Vue aérienne de l'île-hôtel située dans l'extrême sud de l'archipel des Grenadines, à moins d'une heure de la Martinique en petit avion. En haut à droite de la photo, comme des aires surgies de nulle part, ces deux îlots d'un sable blanc éclatant perdus en pleine mer des Caraïbes, surnommés morpions, sont connus dans le monde entier notamment par les plaisanciers. (© Jonathan Palmer)

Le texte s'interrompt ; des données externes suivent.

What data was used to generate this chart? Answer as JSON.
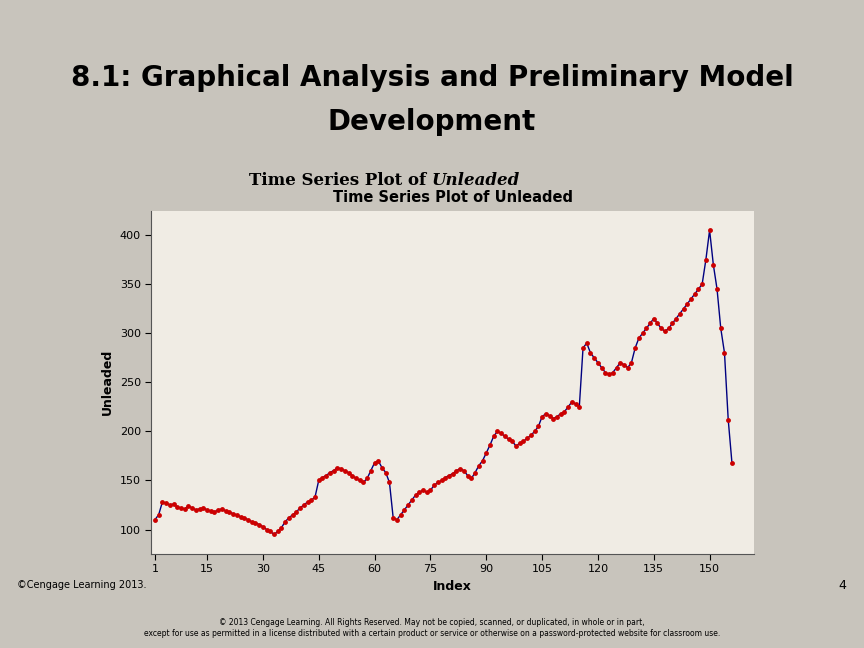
{
  "title_bg": "#7a9fa8",
  "title_text_line1": "8.1: Graphical Analysis and Preliminary Model",
  "title_text_line2": "Development",
  "title_color": "#000000",
  "yellow_bar_color": "#dede96",
  "slide_title_fontsize": 20,
  "outer_bg": "#c8c4bc",
  "chart_outer_bg": "#d8d4cc",
  "inner_bg": "#f0ece4",
  "chart_title": "Time Series Plot of Unleaded",
  "chart_title_fontsize": 10.5,
  "xlabel": "Index",
  "ylabel": "Unleaded",
  "line_color": "#000080",
  "marker_color": "#cc0000",
  "marker_size": 3.5,
  "line_width": 1.0,
  "ylim": [
    75,
    425
  ],
  "xlim": [
    0,
    162
  ],
  "yticks": [
    100,
    150,
    200,
    250,
    300,
    350,
    400
  ],
  "xticks": [
    1,
    15,
    30,
    45,
    60,
    75,
    90,
    105,
    120,
    135,
    150
  ],
  "cengage_text": "©Cengage Learning 2013.",
  "page_number": "4",
  "footer_text": "© 2013 Cengage Learning. All Rights Reserved. May not be copied, scanned, or duplicated, in whole or in part,\nexcept for use as permitted in a license distributed with a certain product or service or otherwise on a password-protected website for classroom use.",
  "values": [
    110,
    115,
    128,
    127,
    125,
    126,
    123,
    122,
    121,
    124,
    122,
    120,
    121,
    122,
    120,
    119,
    118,
    120,
    121,
    119,
    118,
    116,
    115,
    113,
    112,
    110,
    108,
    107,
    105,
    103,
    100,
    98,
    95,
    98,
    102,
    108,
    112,
    115,
    118,
    122,
    125,
    128,
    130,
    133,
    150,
    153,
    155,
    158,
    160,
    163,
    162,
    160,
    158,
    155,
    152,
    150,
    148,
    152,
    160,
    168,
    170,
    163,
    158,
    148,
    112,
    110,
    115,
    120,
    125,
    130,
    135,
    138,
    140,
    138,
    140,
    145,
    148,
    150,
    153,
    155,
    157,
    160,
    162,
    160,
    155,
    152,
    158,
    165,
    170,
    178,
    186,
    195,
    200,
    198,
    195,
    192,
    190,
    185,
    188,
    190,
    193,
    196,
    200,
    205,
    215,
    218,
    216,
    213,
    215,
    218,
    220,
    225,
    230,
    228,
    225,
    285,
    290,
    280,
    275,
    270,
    265,
    260,
    258,
    260,
    265,
    270,
    268,
    265,
    270,
    285,
    295,
    300,
    305,
    310,
    315,
    310,
    305,
    302,
    305,
    310,
    315,
    320,
    325,
    330,
    335,
    340,
    345,
    350,
    375,
    405,
    370,
    345,
    305,
    280,
    212,
    168
  ]
}
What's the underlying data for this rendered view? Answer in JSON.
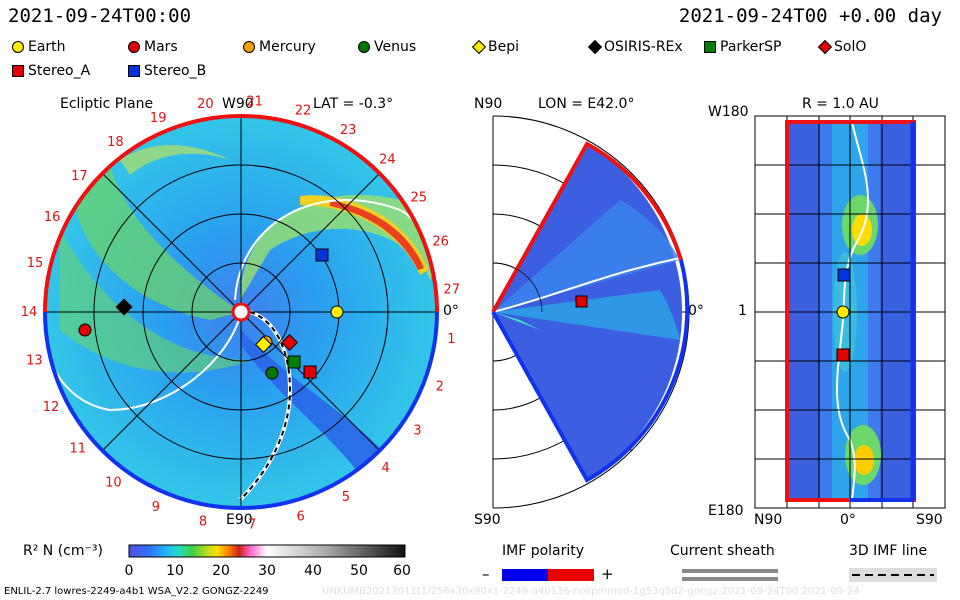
{
  "header": {
    "date_left": "2021-09-24T00:00",
    "date_right": "2021-09-24T00 +0.00 day"
  },
  "legend": [
    {
      "name": "Earth",
      "color": "#ffee00",
      "shape": "circle"
    },
    {
      "name": "Mars",
      "color": "#e00000",
      "shape": "circle"
    },
    {
      "name": "Mercury",
      "color": "#f0a000",
      "shape": "circle"
    },
    {
      "name": "Venus",
      "color": "#007700",
      "shape": "circle"
    },
    {
      "name": "Bepi",
      "color": "#ffee00",
      "shape": "diamond"
    },
    {
      "name": "OSIRIS-REx",
      "color": "#000000",
      "shape": "diamond"
    },
    {
      "name": "ParkerSP",
      "color": "#008000",
      "shape": "square"
    },
    {
      "name": "SolO",
      "color": "#e00000",
      "shape": "diamond"
    },
    {
      "name": "Stereo_A",
      "color": "#e00000",
      "shape": "square"
    },
    {
      "name": "Stereo_B",
      "color": "#0033dd",
      "shape": "square"
    }
  ],
  "ecliptic": {
    "title": "Ecliptic Plane",
    "lat": "LAT = -0.3°",
    "top_label": "W90",
    "bottom_label": "E90",
    "right_label": "0°",
    "carrington_labels": [
      "1",
      "2",
      "3",
      "4",
      "5",
      "6",
      "7",
      "8",
      "9",
      "10",
      "11",
      "12",
      "13",
      "14",
      "15",
      "16",
      "17",
      "18",
      "19",
      "20",
      "21",
      "22",
      "23",
      "24",
      "25",
      "26",
      "27"
    ]
  },
  "meridional": {
    "lon": "LON = E42.0°",
    "top_label": "N90",
    "bottom_label": "S90",
    "right_label": "0°"
  },
  "radial": {
    "title": "R = 1.0 AU",
    "top_left": "W180",
    "mid_left": "1",
    "bottom_left": "E180",
    "x_labels": [
      "N90",
      "0°",
      "S90"
    ]
  },
  "colorbar": {
    "label": "R² N (cm⁻³)",
    "ticks": [
      "0",
      "10",
      "20",
      "30",
      "40",
      "50",
      "60"
    ]
  },
  "imf": {
    "title": "IMF polarity",
    "minus": "–",
    "plus": "+",
    "negative_color": "#0000ee",
    "positive_color": "#ee0000"
  },
  "sheath": {
    "title": "Current sheath"
  },
  "line3d": {
    "title": "3D IMF line"
  },
  "footer": {
    "left": "ENLIL-2.7 lowres-2249-a4b1 WSA_V2.2 GONGZ-2249",
    "right": "UNKUMB20213011t1/256x30x90x1-2249-a4b136-nospmmed-1g53q5d2-gongz-2021-09-24T00    2021-09-24"
  }
}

PSV ou le scénario sublime d’une île privée des Caraïbes

SAINT VINCENT ET LES GRENADINES, 08 JUILLET 2014, LXRV – Située dans les Petites Antilles, à l’extrême sud de l’archipel des Grenadines, l’île privée de Petit St. Vincent, « PSV » pour ceux qui y ont posé un jour un pied, fait partie de la légende des Caraïbes, inscrite à jamais au patrimoine mondial de l’hospitalité. Son histoire débute il y a un peu plus de cinquante ans, en 1963, quand un ancien membre de l’Air Force, Hazen K. Richardson II, à bord de sa goélette de 77 pieds baptisée « Jacinta », y fait escale avec un de ses amis, Doug Terman. Pas un hasard si les deux hommes mouillent dans ces eaux tropicales : agissant pour le compte d’un Américain, H.W. Nichols, ils sont ici pour tenter de négocier le rachat de ce paradis de 45 hectares, inhabité et ceinturé de trois kilomètres de plages de sable fin. Mission parfaitement acquittée : cinq ans plus tard, au mois de décembre 1968, l’île transformée en hôtel est officiellement inaugurée.

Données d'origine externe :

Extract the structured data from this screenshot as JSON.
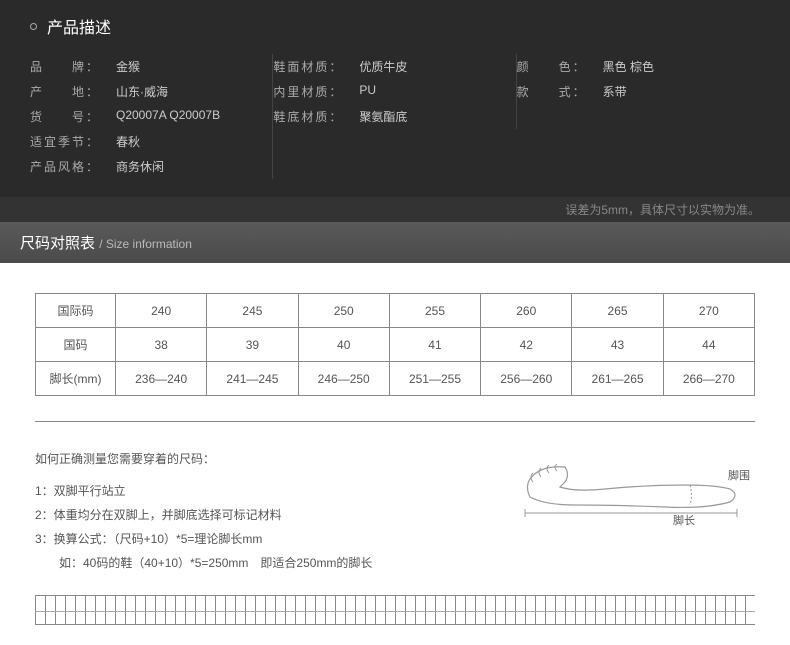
{
  "header": {
    "title": "产品描述"
  },
  "specs": {
    "col1": [
      {
        "label": "品　　牌：",
        "value": "金猴"
      },
      {
        "label": "产　　地：",
        "value": "山东·威海"
      },
      {
        "label": "货　　号：",
        "value": "Q20007A Q20007B"
      },
      {
        "label": "适宜季节：",
        "value": "春秋"
      },
      {
        "label": "产品风格：",
        "value": "商务休闲"
      }
    ],
    "col2": [
      {
        "label": "鞋面材质：",
        "value": "优质牛皮"
      },
      {
        "label": "内里材质：",
        "value": "PU"
      },
      {
        "label": "鞋底材质：",
        "value": "聚氨酯底"
      }
    ],
    "col3": [
      {
        "label": "颜　　色：",
        "value": "黑色 棕色"
      },
      {
        "label": "款　　式：",
        "value": "系带"
      }
    ]
  },
  "footnote": "误差为5mm，具体尺寸以实物为准。",
  "sizeHeader": {
    "cn": "尺码对照表",
    "en": "/ Size information"
  },
  "sizeTable": {
    "rows": [
      {
        "label": "国际码",
        "cells": [
          "240",
          "245",
          "250",
          "255",
          "260",
          "265",
          "270"
        ]
      },
      {
        "label": "国码",
        "cells": [
          "38",
          "39",
          "40",
          "41",
          "42",
          "43",
          "44"
        ]
      },
      {
        "label": "脚长(mm)",
        "cells": [
          "236—240",
          "241—245",
          "246—250",
          "251—255",
          "256—260",
          "261—265",
          "266—270"
        ]
      }
    ]
  },
  "instructions": {
    "title": "如何正确测量您需要穿着的尺码：",
    "lines": [
      "1：双脚平行站立",
      "2：体重均分在双脚上，并脚底选择可标记材料",
      "3：换算公式：（尺码+10）*5=理论脚长mm",
      "　　如：40码的鞋（40+10）*5=250mm　即适合250mm的脚长"
    ]
  },
  "footLabels": {
    "wei": "脚围",
    "chang": "脚长"
  },
  "colors": {
    "footStroke": "#999999",
    "footFill": "#ffffff"
  }
}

Son club-house et ses 22 cottages ont été dessinés par l’architecte suédois Arne Hasselqvist, également à l’origine des premières villas sur l’île voisine ultra privée de Mustique. Haze est nommé manager « temporaire » : il en deviendra finalement le propriétaire. Silhouette familière pour les clients privilégiés qu’il accueillait souvent au ponton accompagné d’un de ses chiens Labrador, l’homme vécut sur place avec son épouse Lynn jusqu’à sa disparition en 2008. En 2010, le contrôle de PSV sera transféré à deux autres gentlemen, Robin Paterson et Philip Stephenson, qui rénovent aussitôt les infrastructures traditionnellement dévouées à l’intimité des « invités ». Pour les inciter à adopter le style bare-foot qui sied le plus à l’endroit, un restaurant de plage est installé avec son beach-bar baptisé du nom du plus vieil employé de l’établissement, Goatie’s.

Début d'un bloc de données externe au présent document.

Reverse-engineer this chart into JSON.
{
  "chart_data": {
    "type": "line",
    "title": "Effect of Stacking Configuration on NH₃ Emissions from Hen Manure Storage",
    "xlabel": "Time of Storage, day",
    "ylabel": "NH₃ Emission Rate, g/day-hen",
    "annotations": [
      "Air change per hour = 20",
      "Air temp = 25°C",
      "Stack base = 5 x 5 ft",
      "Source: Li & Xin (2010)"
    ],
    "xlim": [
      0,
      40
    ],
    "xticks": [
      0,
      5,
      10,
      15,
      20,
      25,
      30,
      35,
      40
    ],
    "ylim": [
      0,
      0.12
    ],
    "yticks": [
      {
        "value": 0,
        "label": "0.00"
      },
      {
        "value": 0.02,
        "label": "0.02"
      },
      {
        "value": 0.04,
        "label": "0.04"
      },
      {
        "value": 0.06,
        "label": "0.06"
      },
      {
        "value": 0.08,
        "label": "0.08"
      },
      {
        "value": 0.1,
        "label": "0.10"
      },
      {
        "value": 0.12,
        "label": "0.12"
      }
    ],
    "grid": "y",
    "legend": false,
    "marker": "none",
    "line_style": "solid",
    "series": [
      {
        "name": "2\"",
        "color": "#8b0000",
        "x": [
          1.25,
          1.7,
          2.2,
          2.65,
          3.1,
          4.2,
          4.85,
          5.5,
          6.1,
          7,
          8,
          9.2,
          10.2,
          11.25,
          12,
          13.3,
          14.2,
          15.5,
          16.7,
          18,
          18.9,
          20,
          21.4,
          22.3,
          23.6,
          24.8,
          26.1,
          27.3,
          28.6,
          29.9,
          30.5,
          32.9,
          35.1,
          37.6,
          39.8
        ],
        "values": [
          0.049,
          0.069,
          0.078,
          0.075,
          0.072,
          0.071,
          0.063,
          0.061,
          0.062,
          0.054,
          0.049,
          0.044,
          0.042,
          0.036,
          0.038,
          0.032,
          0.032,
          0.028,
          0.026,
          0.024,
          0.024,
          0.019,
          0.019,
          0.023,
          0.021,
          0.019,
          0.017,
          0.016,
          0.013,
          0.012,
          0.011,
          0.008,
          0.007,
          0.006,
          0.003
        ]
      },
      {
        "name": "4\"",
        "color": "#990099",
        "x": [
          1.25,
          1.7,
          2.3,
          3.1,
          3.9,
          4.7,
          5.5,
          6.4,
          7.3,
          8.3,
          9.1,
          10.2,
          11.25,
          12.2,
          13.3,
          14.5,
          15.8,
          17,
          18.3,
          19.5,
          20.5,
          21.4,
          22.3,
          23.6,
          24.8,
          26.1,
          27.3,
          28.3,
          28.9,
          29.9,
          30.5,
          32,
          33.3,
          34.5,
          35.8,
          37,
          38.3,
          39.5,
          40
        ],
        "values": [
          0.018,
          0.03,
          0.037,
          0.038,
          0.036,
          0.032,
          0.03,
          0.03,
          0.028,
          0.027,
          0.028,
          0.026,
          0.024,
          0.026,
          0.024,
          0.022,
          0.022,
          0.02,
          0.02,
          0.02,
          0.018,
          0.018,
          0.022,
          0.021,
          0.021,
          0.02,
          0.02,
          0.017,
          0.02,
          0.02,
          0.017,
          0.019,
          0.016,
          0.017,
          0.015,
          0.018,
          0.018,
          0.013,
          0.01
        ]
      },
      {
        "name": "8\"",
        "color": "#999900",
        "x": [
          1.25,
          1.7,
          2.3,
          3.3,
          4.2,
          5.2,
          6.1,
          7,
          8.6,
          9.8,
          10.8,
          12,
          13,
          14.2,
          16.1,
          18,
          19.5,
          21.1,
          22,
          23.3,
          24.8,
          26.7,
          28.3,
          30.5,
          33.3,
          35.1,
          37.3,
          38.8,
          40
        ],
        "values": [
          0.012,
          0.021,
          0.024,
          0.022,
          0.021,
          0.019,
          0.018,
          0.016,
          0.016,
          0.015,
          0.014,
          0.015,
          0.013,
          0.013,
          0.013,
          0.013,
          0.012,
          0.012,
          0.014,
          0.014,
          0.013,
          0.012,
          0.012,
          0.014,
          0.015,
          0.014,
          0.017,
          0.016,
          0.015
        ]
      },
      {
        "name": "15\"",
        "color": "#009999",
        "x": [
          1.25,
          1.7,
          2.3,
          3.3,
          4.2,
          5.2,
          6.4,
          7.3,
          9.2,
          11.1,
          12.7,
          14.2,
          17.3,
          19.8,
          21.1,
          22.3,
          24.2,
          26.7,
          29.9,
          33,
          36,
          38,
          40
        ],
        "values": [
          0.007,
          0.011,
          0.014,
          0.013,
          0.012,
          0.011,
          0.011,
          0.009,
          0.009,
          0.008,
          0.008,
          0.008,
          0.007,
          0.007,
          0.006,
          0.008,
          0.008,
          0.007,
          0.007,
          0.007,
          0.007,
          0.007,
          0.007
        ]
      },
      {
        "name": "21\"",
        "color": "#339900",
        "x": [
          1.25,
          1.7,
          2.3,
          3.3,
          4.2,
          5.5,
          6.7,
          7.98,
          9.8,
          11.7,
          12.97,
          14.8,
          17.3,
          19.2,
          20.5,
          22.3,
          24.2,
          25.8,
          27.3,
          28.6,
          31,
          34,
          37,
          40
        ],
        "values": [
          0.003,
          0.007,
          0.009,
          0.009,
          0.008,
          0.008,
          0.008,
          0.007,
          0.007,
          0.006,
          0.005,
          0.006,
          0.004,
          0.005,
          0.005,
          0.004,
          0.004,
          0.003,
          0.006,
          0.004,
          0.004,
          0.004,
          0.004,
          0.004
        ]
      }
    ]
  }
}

« Une île privée pour ceux qui recherchent la confidentialité » promet aujourd’hui la brochure de PSV qui garantit aussi « une vie simple dans un cadre à la fois sauvage et luxueux ». Les villas construites avec la pierre locale et disséminées dans la nature tout autour de l’île sont dépourvues de la télévision ou du téléphone. On vient ici pour débrancher, se retrouver, se ressourcer, jouir de plaisirs simples comme écouter les respirations de la mer Caraïbe, admirer les couchers de soleil, se laisser bercer par les alizés, paresser sur son bout de plage privative, nager dans des eaux chaudes d’un bleu turquoise…

À l’entrée de chacun des cottages, un système de drapeaux indique l’humeur de ses occupants : rouge pour « ne pas déranger », jaune pour se faire livrer. Sur cette île fantastique, la commande arrivera par mini-moke, l’un des rares bruits de moteur à se faire entendre pendant le séjour, avec ceux des speed-boats des pêcheurs locaux ou des bateaux de l’hôtel, ainsi que ceux des petits avions qui rythment la vie de l’île située au nord, Union Island, où débarquent les clients en provenance des grands aéroports internationaux de la région, Aimé Césaire à la Martinique, Grantley Adams à la Barbade.

Encore vingt minutes de bateau et c’est un scénario sublime qui peut commencer, ici au cœur des Grenadines, celui d’un éden de corail et de sel où flotte une terre ultramarine, lieu de convergence et de rayonnement, expression ultime, comme par enchantement, de la vie facile d’îles poussières de diamants.